Começaremos com o tema violência policial. Diz-se, ao quatro ventos, sem estudo comparativo algum é verdade, que as polícias brasileiras são as mais letais no mundo.
Reforçando o estereótipo indevidamente criado, as publicações especializadas em Segurança Pública, cujos números são analisados por aqueles “especialistas” que antes me referi, buscam comprovar a tese de letalidade de nossa força policial.
Recentemente o Fórum Brasileiro de Segurança Pública publicou o anuário de 2019, com a sintetização e a análise dos números da Segurança Pública relativos ao ano de 2018.
Como não poderia deixar de ser, a polícia brasileira foi apresentada como letal. Segundo o FBSP, no ano de 2018, ocorreram cerca de 57341 mortes violentas intencionais, o que significou 27,5 mortes por 100 mil habitantes, apontando pequeno decréscimo neste tipo de morte comparativamente ao ano de 2017.
Deste total de mortes, ainda segundo o FBSP, 6220 mortes foram cometidas por policiais, cerca de 11 a cada 100, ou, de outro ponto de vista, 17 por dia, em um crescimento de 19,6% , também comparativamente ao ano de 2017.
Os números assim apresentados, levam-nos a pensar que a nossa polícia é extremamente letal e que a sua virulência, ano a ano, vem recrudescendo.

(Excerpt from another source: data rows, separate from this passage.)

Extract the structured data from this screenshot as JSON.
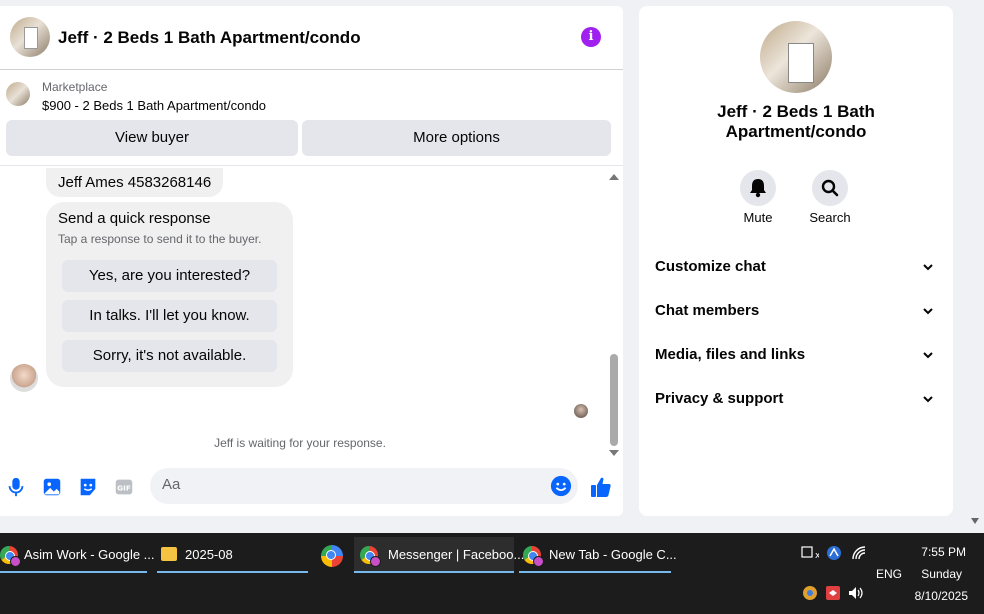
{
  "chat": {
    "title": "Jeff · 2 Beds 1 Bath Apartment/condo",
    "marketplace_label": "Marketplace",
    "listing": "$900 - 2 Beds 1 Bath Apartment/condo",
    "view_buyer": "View buyer",
    "more_options": "More options"
  },
  "messages": {
    "contact_bubble": "Jeff Ames 4583268146",
    "quick_title": "Send a quick response",
    "quick_subtitle": "Tap a response to send it to the buyer.",
    "quick_responses": [
      "Yes, are you interested?",
      "In talks. I'll let you know.",
      "Sorry, it's not available."
    ],
    "waiting": "Jeff is waiting for your response."
  },
  "composer": {
    "placeholder": "Aa"
  },
  "info": {
    "title": "Jeff · 2 Beds 1 Bath Apartment/condo",
    "mute": "Mute",
    "search": "Search",
    "sections": [
      "Customize chat",
      "Chat members",
      "Media, files and links",
      "Privacy & support"
    ]
  },
  "taskbar": {
    "items": [
      "Asim Work - Google ...",
      "2025-08",
      "Messenger | Faceboo...",
      "New Tab - Google C..."
    ],
    "lang": "ENG",
    "time": "7:55 PM",
    "day": "Sunday",
    "date": "8/10/2025"
  },
  "colors": {
    "accent": "#0866ff",
    "info_icon": "#a020f0",
    "taskbar": "#1c1c1c"
  }
}
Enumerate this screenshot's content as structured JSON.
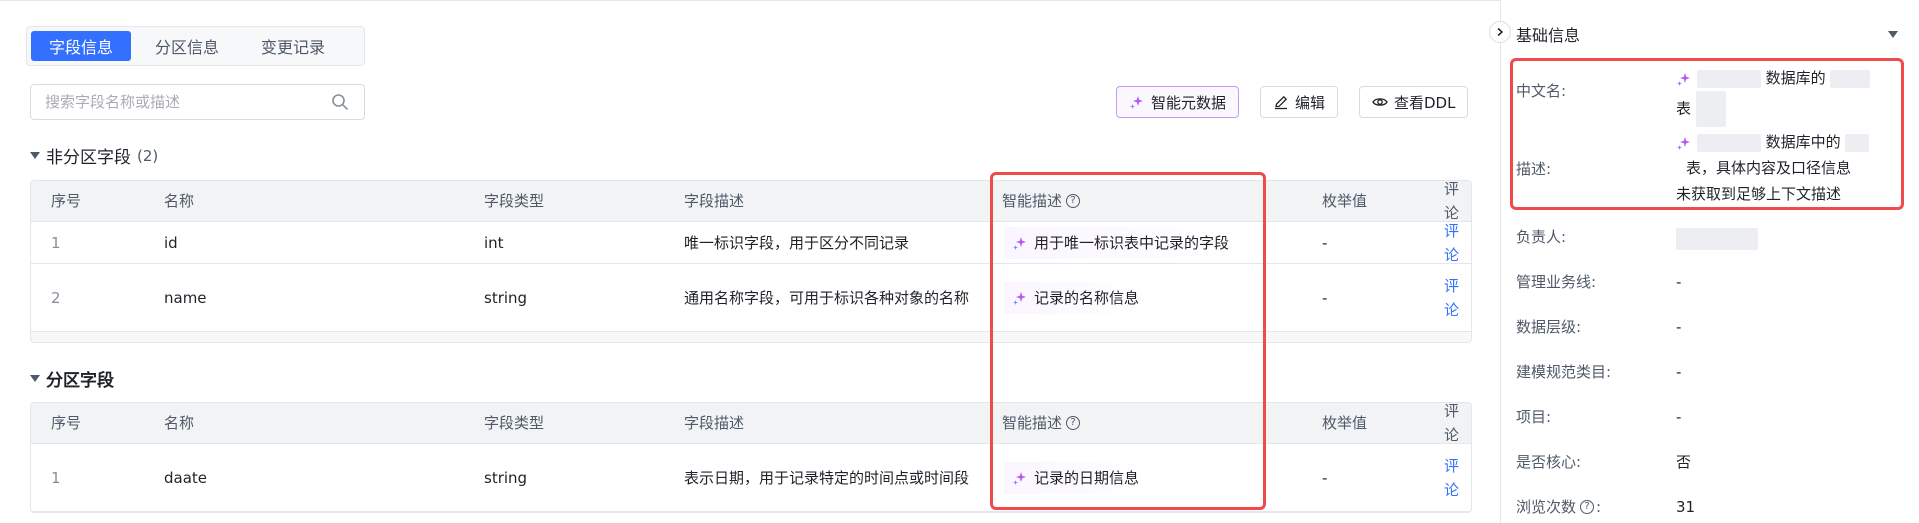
{
  "tabs": [
    {
      "label": "字段信息",
      "active": true
    },
    {
      "label": "分区信息",
      "active": false
    },
    {
      "label": "变更记录",
      "active": false
    }
  ],
  "search": {
    "placeholder": "搜索字段名称或描述"
  },
  "toolbar": {
    "ai_metadata": "智能元数据",
    "edit": "编辑",
    "view_ddl": "查看DDL"
  },
  "sections": {
    "non_partition": {
      "title": "非分区字段",
      "count": "(2)"
    },
    "partition": {
      "title": "分区字段"
    }
  },
  "columns": [
    "序号",
    "名称",
    "字段类型",
    "字段描述",
    "智能描述",
    "枚举值",
    "评论"
  ],
  "non_partition_rows": [
    {
      "index": "1",
      "name": "id",
      "type": "int",
      "desc": "唯一标识字段，用于区分不同记录",
      "ai_desc": "用于唯一标识表中记录的字段",
      "enum": "-",
      "comment": "评论"
    },
    {
      "index": "2",
      "name": "name",
      "type": "string",
      "desc": "通用名称字段，可用于标识各种对象的名称",
      "ai_desc": "记录的名称信息",
      "enum": "-",
      "comment": "评论"
    }
  ],
  "partition_rows": [
    {
      "index": "1",
      "name": "daate",
      "type": "string",
      "desc": "表示日期，用于记录特定的时间点或时间段",
      "ai_desc": "记录的日期信息",
      "enum": "-",
      "comment": "评论"
    }
  ],
  "panel": {
    "title": "基础信息",
    "fields": {
      "cn_name": {
        "label": "中文名:",
        "value_a": "数据库的",
        "value_b": "表"
      },
      "description": {
        "label": "描述:",
        "value_a": "数据库中的",
        "value_b": "表，具体内容及口径信息",
        "value_c": "未获取到足够上下文描述"
      },
      "owner": {
        "label": "负责人:",
        "value": ""
      },
      "business_line": {
        "label": "管理业务线:",
        "value": "-"
      },
      "data_layer": {
        "label": "数据层级:",
        "value": "-"
      },
      "modeling_category": {
        "label": "建模规范类目:",
        "value": "-"
      },
      "project": {
        "label": "项目:",
        "value": "-"
      },
      "is_core": {
        "label": "是否核心:",
        "value": "否"
      },
      "views": {
        "label": "浏览次数",
        "value": "31"
      }
    }
  },
  "colors": {
    "accent": "#3370ff",
    "highlight": "#f04a4a",
    "ai": "#b45cf0"
  }
}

Aqui, no entanto, um grande problema. Quando analisamos determinado fenômeno, não podemos o destacar do contexto onde verificado, pinçando uma ou algumas variáveis para chegarmos à conclusão que bem entendemos.
Se, de um lado, é verdade que os policiais neutralizaram 11 criminosos a cada 100 mortes violentas intencionais, como ensina o Procurador de Justiça do RS Silvio Munhoz, também é verdade que, nas demais 89 mortes, foram os criminosos que mataram as vítimas em regra indefesas, dentre elas 343 policiais, a razão de 62,2 mortes por 100 mil policiais, mais do que o dobro da população em geral.

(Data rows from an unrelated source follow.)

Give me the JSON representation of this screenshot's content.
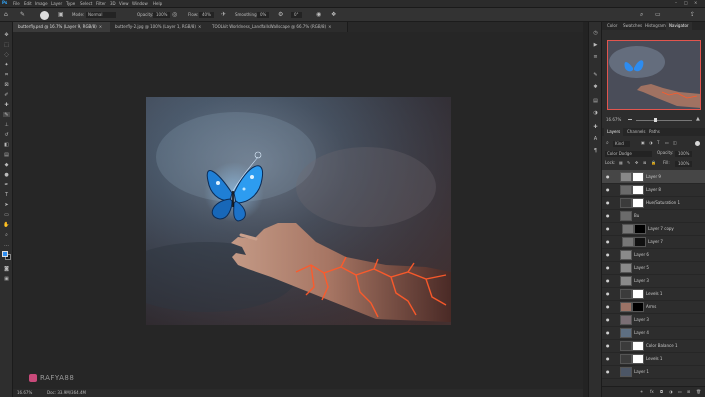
{
  "colors": {
    "accent": "#2d8cf0",
    "selection_red": "#e2554e"
  },
  "menubar": {
    "app_icon": "Ps",
    "items": [
      "File",
      "Edit",
      "Image",
      "Layer",
      "Type",
      "Select",
      "Filter",
      "3D",
      "View",
      "Window",
      "Help"
    ]
  },
  "options": {
    "mode_label": "Mode:",
    "mode_value": "Normal",
    "opacity_label": "Opacity:",
    "opacity_value": "100%",
    "flow_label": "Flow:",
    "flow_value": "40%",
    "smoothing_label": "Smoothing:",
    "smoothing_value": "0%",
    "angle_value": "0°"
  },
  "tabs": [
    {
      "label": "butterfly.psd @ 16.7% (Layer 9, RGB/8)",
      "close": "×"
    },
    {
      "label": "butterfly-2.jpg @ 100% (Layer 1, RGB/8)",
      "close": "×"
    },
    {
      "label": "TOOLkit Worldness_LandfallsWallscape @ 66.7% (RGB/8)",
      "close": "×"
    }
  ],
  "status": {
    "zoom": "16.67%",
    "doc": "Doc: 33.9M/364.4M"
  },
  "watermark": "RAFYA88",
  "navigator": {
    "tabs": [
      "Color",
      "Swatches",
      "Histogram",
      "Navigator"
    ],
    "zoom": "16.67%"
  },
  "layers_panel": {
    "tabs": [
      "Layers",
      "Channels",
      "Paths"
    ],
    "kind_label": "Kind",
    "blend_mode": "Color Dodge",
    "opacity_label": "Opacity:",
    "opacity_value": "100%",
    "lock_label": "Lock:",
    "fill_label": "Fill:",
    "fill_value": "100%",
    "layers": [
      "Layer 9",
      "Layer 8",
      "Hue/Saturation 1",
      "Bu",
      "Layer 7 copy",
      "Layer 7",
      "Layer 6",
      "Layer 5",
      "Layer 3",
      "Levels 1",
      "Arms",
      "Layer 3",
      "Layer 4",
      "Color Balance 1",
      "Levels 1",
      "Layer 1"
    ]
  }
}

Aliás, referida publicação, na esteira de outras análogas, não se preocupa em analisar a qualidade das neutralizações praticadas pelas polícias , pois, se cometidas sob o amparo das chamadas excludentes de ilicitude (em especial a legítima defesa própria e de terceiros a mais comum na atuação policial) além de justificadas, não poderiam figurar em estudos como se homicídios o fossem.
Tais neutralizações, jogadas no corpo do estudo, nominadas, genericamente como mortes violentas intencionais, da forma como apostas, dão a entender que a polícia brasileira é extremamente letal.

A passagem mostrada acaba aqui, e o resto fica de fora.